Wie funktioniert Fernwärme?
Fernwärmelieferanten sind Heizkraftwerke und Blockheizkraftwerke, die nach dem Prinzip der Kraft-Wärme-Kopplung aus einem Primärenergieträger Energie und Wärme produzieren. Das geschieht durch einen thermodynamischen Prozess. Die Energie wird üblicherweise direkt in Strom umgewandelt, während die Wärme ins Fernwärmenetz eingespeist wird und von dort über ein unterirdisches Rohrleitungssystem zu den Haushalten fließt.
Wärmeträger ist Heißwasser. Dieses gelangt über eine Hausanschlussleitung direkt zum Endabnehmer und kann sofort zum Heizen und zur Warmwasserbereitung genutzt werden. Das abgekühlte Wasser fließt anschließend zurück ins Fernwärmenetz. Die Fernwärmeversorgung ist somit ein geschlossener Kreislauf mit Vor- und Rücklauf.
Was sind die Vorteile von Fernwärme?
Fernwärme hat viele Vorteile. Nicht ohne Grund nutzen mehr als fünf Millionen Haushalte diese Heizart, davon sind etwa 80 Prozent Mieterhaushalte.
Kein Heizkessel: Für Fernwärme braucht ihr weder einen Heizkessel noch ein Lager, etwa für Pellets oder Holz. Entsprechend gibt es auch weniger Technik, die unter Umständen erneuert werden muss.
Platzsparende Technik: Die Technik für Fernwärme nimmt kaum Raum ein und ist deshalb auch in kleinen Objekten gut umsetzbar.
Bequeme Nutzung: Fernwärme wird ganzjährig geliefert und kann im Haus sofort genutzt werden.
Keine Kosten für Wartung und Schornsteinfeger: Weil im Haus selbst keine Verbrennung stattfindet, fallen dafür auch keine Wartungs- oder Reinigungsarbeiten an.
Keine Beschaffung von Brennstoffen: Anders als Nutzer von Pelletheizungen oder anderen Holzheizungen müsst ihr euch bei Fernwärme keine Gedanken um die Brennstoffbeschaffung und -lagerung machen.
Simple Handhabung: Wer Fernwärme nutzt, kann seine Heizung wie eine herkömmliche Gasheizung bedienen. Die Wartungsarbeiten finden regelmäßig automatisch über den Anbieter statt.
Keine Abgase und Gerüche: Die Wärme kommt verbrauchsfertig beim Abnehmer an.

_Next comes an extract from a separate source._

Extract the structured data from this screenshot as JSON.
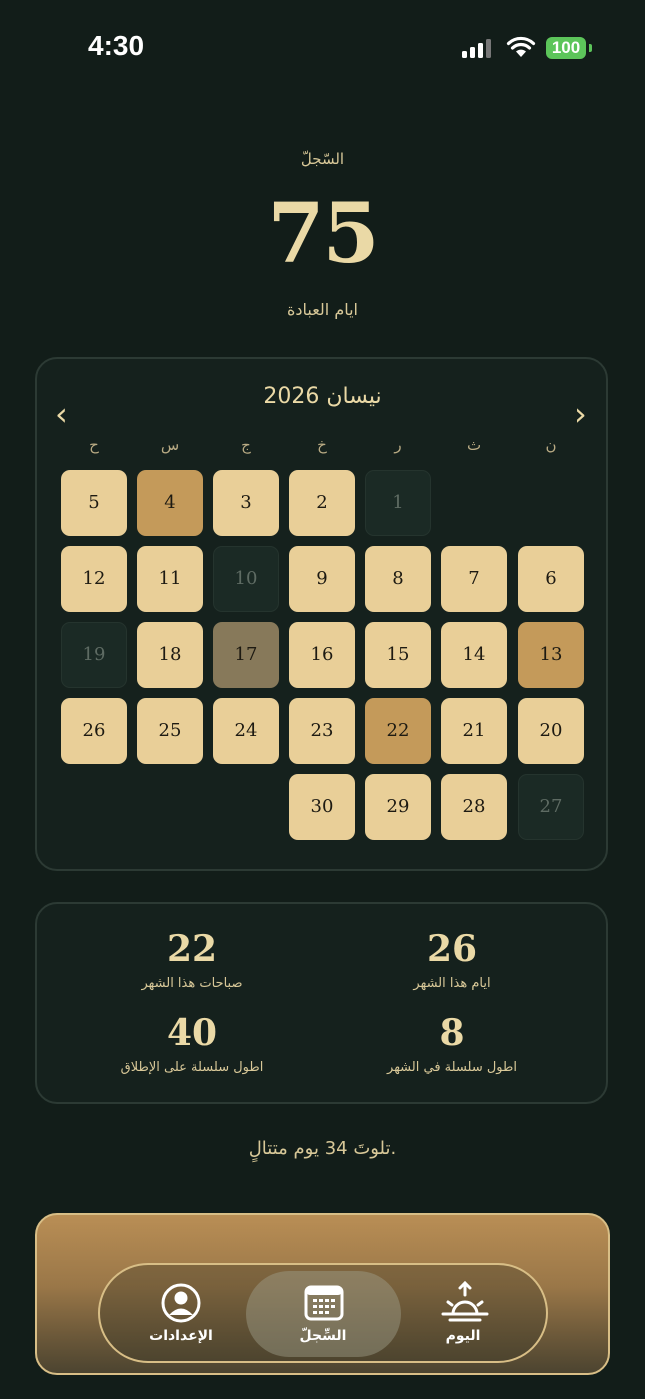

Dadurch entstehen im Haus auch weder Abgase noch Ruß, Rauch oder andere Gerüche.
Effiziente Energiegewinnung: Durch Kraft-Wärme-Kopplung ist die Energieausbeute mit 80 bis 90 Prozent bei den Kraftwerken sehr hoch.
Klimafreundliche Wärmeerzeugung: Nutzt der Versorger vor allem regenerative Primärenergieträger, so ist Fernwärme eine klimafreundliche Art zu heizen.
Welche Nachteile hat Fernwärme?
Um abzuwägen, ob Fernwärme sinnvoll ist, solltet ihr auch die Nachteile kennen.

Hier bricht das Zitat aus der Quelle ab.